Vaccin anti-grippal : informer autrement
Santé publique France prépare désormais des campagnes plus pédagogiques : explications sur l’efficacité réelle, infographies sur les bénéfices collectifs, témoignages de soignants et de patients. L’enjeu est de redonner confiance sans dramatiser.
“L’objectif n’est pas de faire peur, mais de faire comprendre que la grippe n’est pas anodine”, souligne un représentant de l’agence. La communication se veut plus proche du quotidien, moins technocratique : rappeler qu’une vaccination rapide chez le pharmacien peut littéralement sauver une vie.
Mieux coordonner les campagnes
Depuis l’hiver dernier, les autorités sanitaires encouragent la vaccination conjointe contre la grippe et le Covid-19. Les deux injections peuvent être réalisées le même jour, sur deux bras différents, sans danger ni perte d’efficacité. Cette année, la campagne de vaccination s’ouvre le 14 octobre.

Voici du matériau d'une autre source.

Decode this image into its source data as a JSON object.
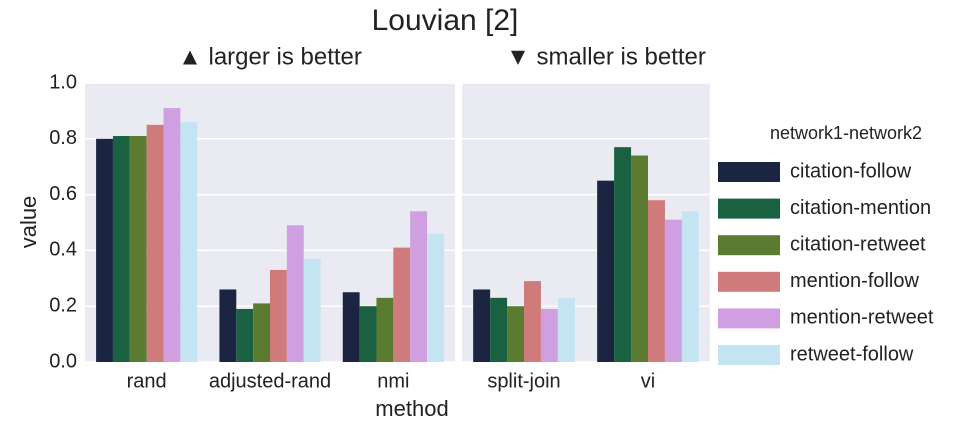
{
  "chart_data": [
    {
      "type": "bar",
      "title": "Louvian [2]",
      "annotation": "▲ larger is better",
      "xlabel": "method",
      "ylabel": "value",
      "categories": [
        "rand",
        "adjusted-rand",
        "nmi"
      ],
      "series": [
        {
          "color": "#1b2541",
          "values": [
            0.8,
            0.26,
            0.25
          ]
        },
        {
          "color": "#1a6142",
          "values": [
            0.81,
            0.19,
            0.2
          ]
        },
        {
          "color": "#5b7b31",
          "values": [
            0.81,
            0.21,
            0.23
          ]
        },
        {
          "color": "#cf7b7b",
          "values": [
            0.85,
            0.33,
            0.41
          ]
        },
        {
          "color": "#cf9fe1",
          "values": [
            0.91,
            0.49,
            0.54
          ]
        },
        {
          "color": "#c5e4f1",
          "values": [
            0.86,
            0.37,
            0.46
          ]
        }
      ],
      "ylim": [
        0,
        1
      ],
      "yticks": [
        {
          "value": 0,
          "label": "0.0"
        },
        0.2,
        0.4,
        0.6,
        0.8,
        {
          "value": 1,
          "label": "1.0"
        }
      ],
      "grid": true
    },
    {
      "type": "bar",
      "annotation": "▼ smaller is better",
      "legend_title": "network1-network2",
      "categories": [
        "split-join",
        "vi"
      ],
      "series": [
        {
          "name": "citation-follow",
          "color": "#1b2541",
          "values": [
            0.26,
            0.65
          ]
        },
        {
          "name": "citation-mention",
          "color": "#1a6142",
          "values": [
            0.23,
            0.77
          ]
        },
        {
          "name": "citation-retweet",
          "color": "#5b7b31",
          "values": [
            0.2,
            0.74
          ]
        },
        {
          "name": "mention-follow",
          "color": "#cf7b7b",
          "values": [
            0.29,
            0.58
          ]
        },
        {
          "name": "mention-retweet",
          "color": "#cf9fe1",
          "values": [
            0.19,
            0.51
          ]
        },
        {
          "name": "retweet-follow",
          "color": "#c5e4f1",
          "values": [
            0.23,
            0.54
          ]
        }
      ],
      "ylim": [
        0,
        1
      ],
      "yticks": [
        0,
        0.2,
        0.4,
        0.6,
        0.8,
        1
      ],
      "grid": true
    }
  ]
}
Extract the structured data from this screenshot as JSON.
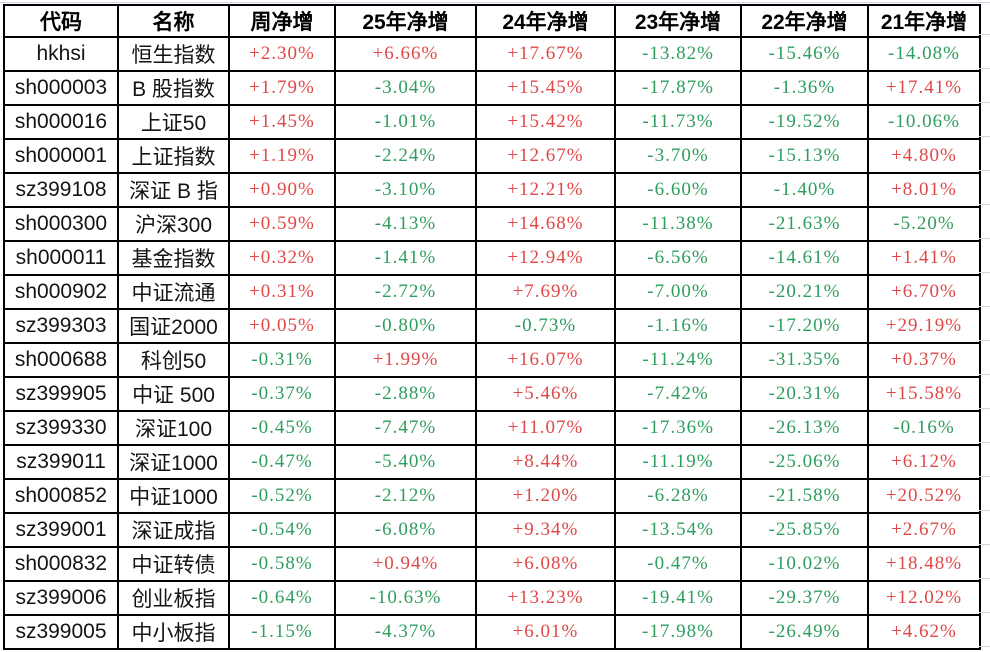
{
  "colors": {
    "positive": "#e04848",
    "negative": "#2e9e5e",
    "border": "#000000",
    "gridline": "#ccd6e4"
  },
  "table": {
    "headers": [
      "代码",
      "名称",
      "周净增",
      "25年净增",
      "24年净增",
      "23年净增",
      "22年净增",
      "21年净增"
    ],
    "rows": [
      {
        "code": "hkhsi",
        "name": "恒生指数",
        "values": [
          "+2.30%",
          "+6.66%",
          "+17.67%",
          "-13.82%",
          "-15.46%",
          "-14.08%"
        ]
      },
      {
        "code": "sh000003",
        "name": "B 股指数",
        "values": [
          "+1.79%",
          "-3.04%",
          "+15.45%",
          "-17.87%",
          "-1.36%",
          "+17.41%"
        ]
      },
      {
        "code": "sh000016",
        "name": "上证50",
        "values": [
          "+1.45%",
          "-1.01%",
          "+15.42%",
          "-11.73%",
          "-19.52%",
          "-10.06%"
        ]
      },
      {
        "code": "sh000001",
        "name": "上证指数",
        "values": [
          "+1.19%",
          "-2.24%",
          "+12.67%",
          "-3.70%",
          "-15.13%",
          "+4.80%"
        ]
      },
      {
        "code": "sz399108",
        "name": "深证 B 指",
        "values": [
          "+0.90%",
          "-3.10%",
          "+12.21%",
          "-6.60%",
          "-1.40%",
          "+8.01%"
        ]
      },
      {
        "code": "sh000300",
        "name": "沪深300",
        "values": [
          "+0.59%",
          "-4.13%",
          "+14.68%",
          "-11.38%",
          "-21.63%",
          "-5.20%"
        ]
      },
      {
        "code": "sh000011",
        "name": "基金指数",
        "values": [
          "+0.32%",
          "-1.41%",
          "+12.94%",
          "-6.56%",
          "-14.61%",
          "+1.41%"
        ]
      },
      {
        "code": "sh000902",
        "name": "中证流通",
        "values": [
          "+0.31%",
          "-2.72%",
          "+7.69%",
          "-7.00%",
          "-20.21%",
          "+6.70%"
        ]
      },
      {
        "code": "sz399303",
        "name": "国证2000",
        "values": [
          "+0.05%",
          "-0.80%",
          "-0.73%",
          "-1.16%",
          "-17.20%",
          "+29.19%"
        ]
      },
      {
        "code": "sh000688",
        "name": "科创50",
        "values": [
          "-0.31%",
          "+1.99%",
          "+16.07%",
          "-11.24%",
          "-31.35%",
          "+0.37%"
        ]
      },
      {
        "code": "sz399905",
        "name": "中证 500",
        "values": [
          "-0.37%",
          "-2.88%",
          "+5.46%",
          "-7.42%",
          "-20.31%",
          "+15.58%"
        ]
      },
      {
        "code": "sz399330",
        "name": "深证100",
        "values": [
          "-0.45%",
          "-7.47%",
          "+11.07%",
          "-17.36%",
          "-26.13%",
          "-0.16%"
        ]
      },
      {
        "code": "sz399011",
        "name": "深证1000",
        "values": [
          "-0.47%",
          "-5.40%",
          "+8.44%",
          "-11.19%",
          "-25.06%",
          "+6.12%"
        ]
      },
      {
        "code": "sh000852",
        "name": "中证1000",
        "values": [
          "-0.52%",
          "-2.12%",
          "+1.20%",
          "-6.28%",
          "-21.58%",
          "+20.52%"
        ]
      },
      {
        "code": "sz399001",
        "name": "深证成指",
        "values": [
          "-0.54%",
          "-6.08%",
          "+9.34%",
          "-13.54%",
          "-25.85%",
          "+2.67%"
        ]
      },
      {
        "code": "sh000832",
        "name": "中证转债",
        "values": [
          "-0.58%",
          "+0.94%",
          "+6.08%",
          "-0.47%",
          "-10.02%",
          "+18.48%"
        ]
      },
      {
        "code": "sz399006",
        "name": "创业板指",
        "values": [
          "-0.64%",
          "-10.63%",
          "+13.23%",
          "-19.41%",
          "-29.37%",
          "+12.02%"
        ]
      },
      {
        "code": "sz399005",
        "name": "中小板指",
        "values": [
          "-1.15%",
          "-4.37%",
          "+6.01%",
          "-17.98%",
          "-26.49%",
          "+4.62%"
        ]
      }
    ]
  }
}
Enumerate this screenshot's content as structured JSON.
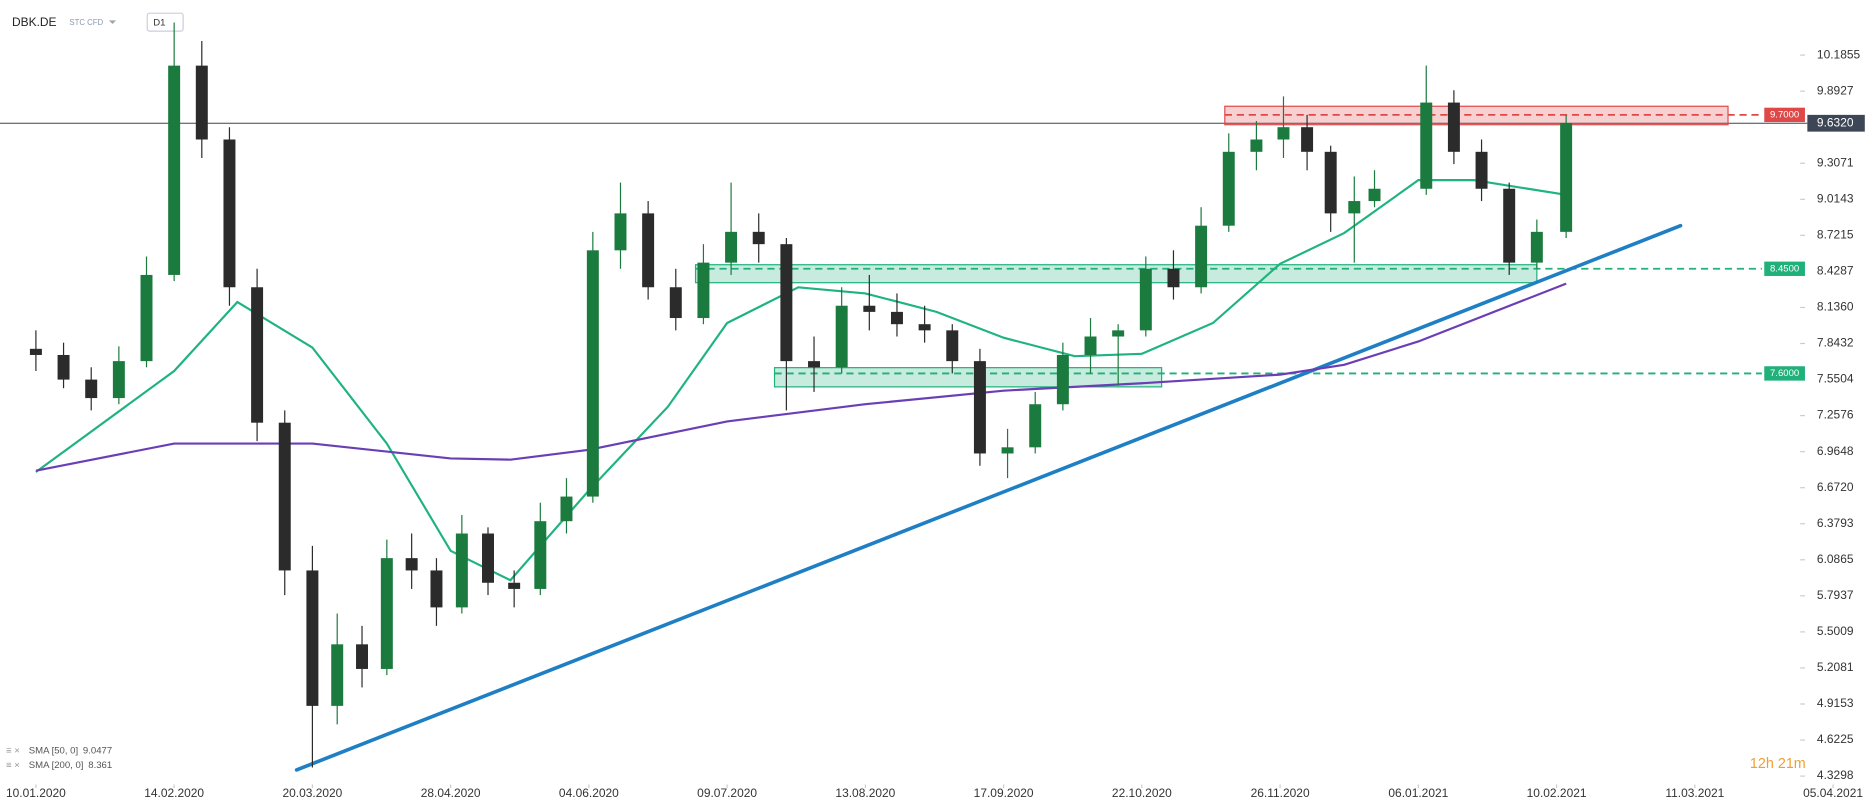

Cette simplification logistique vise à faciliter le geste préventif. Un seul rendez-vous, un seul déplacement, et deux protections en même temps. Dans les pharmacies et cabinets médicaux, cette organisation commence à porter ses fruits, même si elle reste encore inégale selon les régions.
À SAVOIR
Selon Santé publique France, entre 9 000 et 15 000 décès sont recensés chaque année en moyenne. Mais certaines saisons dépassent largement ces chiffres, comme celle de 2014-2015, qui avait causé 18 300 morts, ou celle de 2017-2018, avec 13 000 décès estimés. La saison 2024-2025 se classe donc parmi les plus meurtrières de la décennie.